El autor comparó el deseo con una luz que resalta lo que nos falta: “El deseo va a ser ese foco de luz que te ilumina, ni más ni menos que ese lugar donde hay algo que te falta. Entonces ya de por sí es incómodo”. Según Rolón, esto lleva a las personas a girar en torno a lo que anhelan, buscando diversas formas de llenar un vacío. “Vas a empezar a caminar alrededor de eso que te falta, buscándole algunos semblantes. Un amor, un libro, un éxito, un programa de televisión, un trabajo, un hijo. Lo que vos quieras que son todos nobles intentos de llenar un vacío imposible de ser llenado”, expresó, destacando que esta experiencia de vivir con la falta es inherente al ser humano.
“Eso es ser un ser humano; es vivir con el sentimiento trágico de la vida, que sé que me voy a morir, sé que todos los que amo se van a morir, sé que todo lo que amo en algún momento no estará. Tengo que vivir con eso, sabiéndolo”, concluyó en su reflexión.
Además, Rolón hizo hincapié en las relaciones de pareja, compartiendo una observación reveladora: “Tengo una mala noticia: una mañana te vas a dar vuelta y mirar la sábana y ver que de tu media naranja caen chorros de desilusión, porque a toda media naranja le falta al menos un gajo, porque esa ilusión de completud no está”.
El psicólogo cuestionó la idea de amar a alguien perfecto, sosteniendo que la belleza del amor radica en abrazar las imperfecciones del otro. “La gracia del amor es abrazar también la imperfección del otro. Es el lugar donde el otro no puede (…) entender que el otro, como yo, es un ser recorrido por la falta, por el miedo, por la angustia”, reflexionó.

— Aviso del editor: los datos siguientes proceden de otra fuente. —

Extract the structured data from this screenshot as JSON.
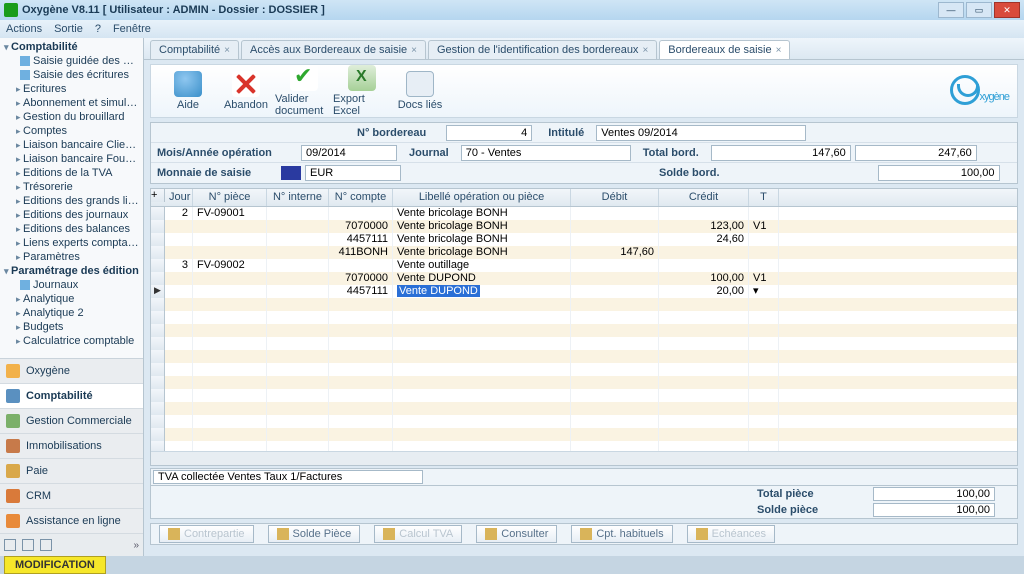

Asimismo, presentó el concepto de la “VTV del amor”, una metáfora que representa la necesidad de realizar un chequeo periódico de las relaciones. “La mayoría de las personas tienen desgraciadamente parejas que no querrían tener, o porque no han terminado de aceptar eso que de su pareja no les gusta y sufren, o porque ya está, se han resignado”, acentuó.
En esta misma línea, subrayó que el temor a la soledad es un factor determinante que lleva a muchas personas a mantener vínculos perjudiciales, olvidando que la soledad es una condición intrínseca de los seres hablantes.